Nico leapt to his feet. "Because no one has ever trusted me with anything and I thought you were different!"
James ran a hand through his hair and turned away from him. Nico felt his stomach sinking. This was it, James was finally sick of him. He would lose yet another home.
When James turned back to look at him, it was with a look of deep disappointment. "I don't understand why you're doing this. Linda and I being together is– it as nothing to do with you."
"Nothing to do with me? When you're all over her like that?"
"What do you mean all over her? Nico–" James sighed. "We were trying to keep things subtle. Ease you into the idea of our engagement."
Nico sucked in a deep breath through his teeth. "Engaged. You're engaged? And you didn't even tell me. Why didn't you tell me? That's a pretty big detail to leave out, James."
"Because I knew you'd react like this," James snapped. "You've always had a short temper and I knew you'd think I was abandoning you for her."
Nico laughed hollowly. "If you know me so well, you'd have known that I don't like secrets.

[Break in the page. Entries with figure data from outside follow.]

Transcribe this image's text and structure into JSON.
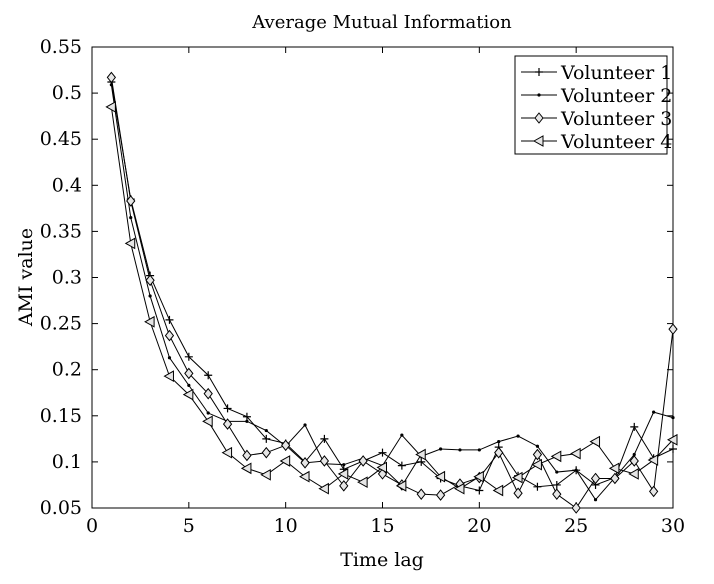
{
  "chart_data": {
    "type": "line",
    "title": "Average Mutual Information",
    "xlabel": "Time lag",
    "ylabel": "AMI value",
    "xlim": [
      0,
      30
    ],
    "ylim": [
      0.05,
      0.55
    ],
    "xticks": [
      0,
      5,
      10,
      15,
      20,
      25,
      30
    ],
    "yticks": [
      0.05,
      0.1,
      0.15,
      0.2,
      0.25,
      0.3,
      0.35,
      0.4,
      0.45,
      0.5,
      0.55
    ],
    "grid": false,
    "legend_position": "top-right",
    "x": [
      1,
      2,
      3,
      4,
      5,
      6,
      7,
      8,
      9,
      10,
      11,
      12,
      13,
      14,
      15,
      16,
      17,
      18,
      19,
      20,
      21,
      22,
      23,
      24,
      25,
      26,
      27,
      28,
      29,
      30
    ],
    "series": [
      {
        "name": "Volunteer 1",
        "marker": "plus",
        "values": [
          0.512,
          0.385,
          0.302,
          0.254,
          0.214,
          0.194,
          0.158,
          0.149,
          0.125,
          0.12,
          0.1,
          0.125,
          0.092,
          0.101,
          0.11,
          0.096,
          0.1,
          0.082,
          0.074,
          0.069,
          0.116,
          0.085,
          0.073,
          0.075,
          0.091,
          0.075,
          0.083,
          0.138,
          0.104,
          0.114
        ]
      },
      {
        "name": "Volunteer 2",
        "marker": "dot",
        "values": [
          0.509,
          0.365,
          0.28,
          0.213,
          0.183,
          0.153,
          0.144,
          0.144,
          0.134,
          0.117,
          0.14,
          0.098,
          0.097,
          0.104,
          0.096,
          0.129,
          0.106,
          0.114,
          0.113,
          0.113,
          0.122,
          0.128,
          0.117,
          0.089,
          0.091,
          0.059,
          0.083,
          0.108,
          0.154,
          0.148
        ]
      },
      {
        "name": "Volunteer 3",
        "marker": "diamond",
        "values": [
          0.517,
          0.383,
          0.297,
          0.237,
          0.196,
          0.174,
          0.141,
          0.107,
          0.11,
          0.118,
          0.099,
          0.101,
          0.074,
          0.101,
          0.087,
          0.075,
          0.065,
          0.064,
          0.076,
          0.083,
          0.11,
          0.066,
          0.108,
          0.065,
          0.05,
          0.082,
          0.082,
          0.101,
          0.068,
          0.244
        ]
      },
      {
        "name": "Volunteer 4",
        "marker": "triangle-left",
        "values": [
          0.485,
          0.337,
          0.252,
          0.193,
          0.173,
          0.144,
          0.11,
          0.093,
          0.086,
          0.101,
          0.084,
          0.071,
          0.087,
          0.078,
          0.094,
          0.074,
          0.108,
          0.084,
          0.071,
          0.084,
          0.069,
          0.083,
          0.097,
          0.106,
          0.109,
          0.122,
          0.093,
          0.087,
          0.102,
          0.124
        ]
      }
    ]
  }
}
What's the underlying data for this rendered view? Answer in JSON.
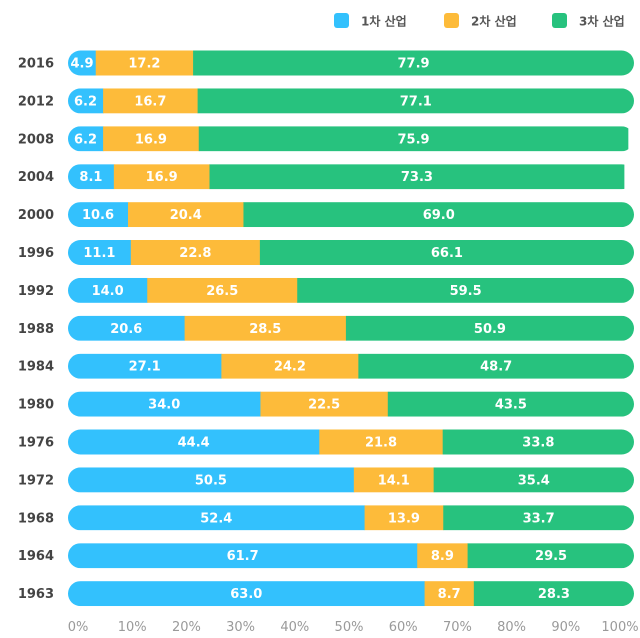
{
  "chart_data": {
    "type": "bar",
    "orientation": "horizontal",
    "stacked": true,
    "title": "",
    "xlabel": "",
    "ylabel": "",
    "xlim": [
      0,
      100
    ],
    "x_ticks": [
      "0%",
      "10%",
      "20%",
      "30%",
      "40%",
      "50%",
      "60%",
      "70%",
      "80%",
      "90%",
      "100%"
    ],
    "legend": {
      "position": "top-right"
    },
    "grid": false,
    "categories": [
      "2016",
      "2012",
      "2008",
      "2004",
      "2000",
      "1996",
      "1992",
      "1988",
      "1984",
      "1980",
      "1976",
      "1972",
      "1968",
      "1964",
      "1963"
    ],
    "series": [
      {
        "name": "1차 산업",
        "color": "#33c1fd",
        "values": [
          4.9,
          6.2,
          6.2,
          8.1,
          10.6,
          11.1,
          14.0,
          20.6,
          27.1,
          34.0,
          44.4,
          50.5,
          52.4,
          61.7,
          63.0
        ]
      },
      {
        "name": "2차 산업",
        "color": "#fdbb3a",
        "values": [
          17.2,
          16.7,
          16.9,
          16.9,
          20.4,
          22.8,
          26.5,
          28.5,
          24.2,
          22.5,
          21.8,
          14.1,
          13.9,
          8.9,
          8.7
        ]
      },
      {
        "name": "3차 산업",
        "color": "#27c27e",
        "values": [
          77.9,
          77.1,
          75.9,
          73.3,
          69.0,
          66.1,
          59.5,
          50.9,
          48.7,
          43.5,
          33.8,
          35.4,
          33.7,
          29.5,
          28.3
        ]
      }
    ]
  }
}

You don't trust me. I get it. I'll get out of your way then."
"That isn't what this is, Nico! I'm not turning you out, you're always welcome here." Nico snorted. "But Linda is a part of my life– the most important part of my life. You've got to respect that."
Nico shook his head, turning to the door. "I'm done with this."
"You always do this! You're running away again. You ran away from Camp, now you're running away from me. I'm trying to help you, Nico, and you're throwing it in my face just like you did to Chiron."
Nico bit his lip. This was not what he wanted. He was making everything worse but he didn't know how to undo what he'd said. It was too late. James would never look at him the same way.
"Wait."
Nico stopped and turned. James stood behind him at the end of the hall, his jacket in hand.
"Take my coat," he said quietly. "It's cold out."
Nico caught the jacket with both hands. It was the same aviator jacket James had wrapped around him that day on the street when they had first found each other. It was heavy, entirely dark brown leather with a fleece collar. Linda had added the fleece herself and the navy blue patch over the breast pocket was from James' mother. James loved this coat, he hardly left the house without it and Nico could barely believe that it was being given to him so freely. Surely James realized that Nico was not coming back.
"Take it," James said again.
Nico looked up from the jacket and took in the look on James' face. Was that regret? No, disappointment. But at himself, or with Nico?
He put his hand on the doorknob. So this was it, striking out on his own again. He could handle it. Probably. He had before. He turned the handle, slipped out into the hall, and closed the door behind him with a soft click.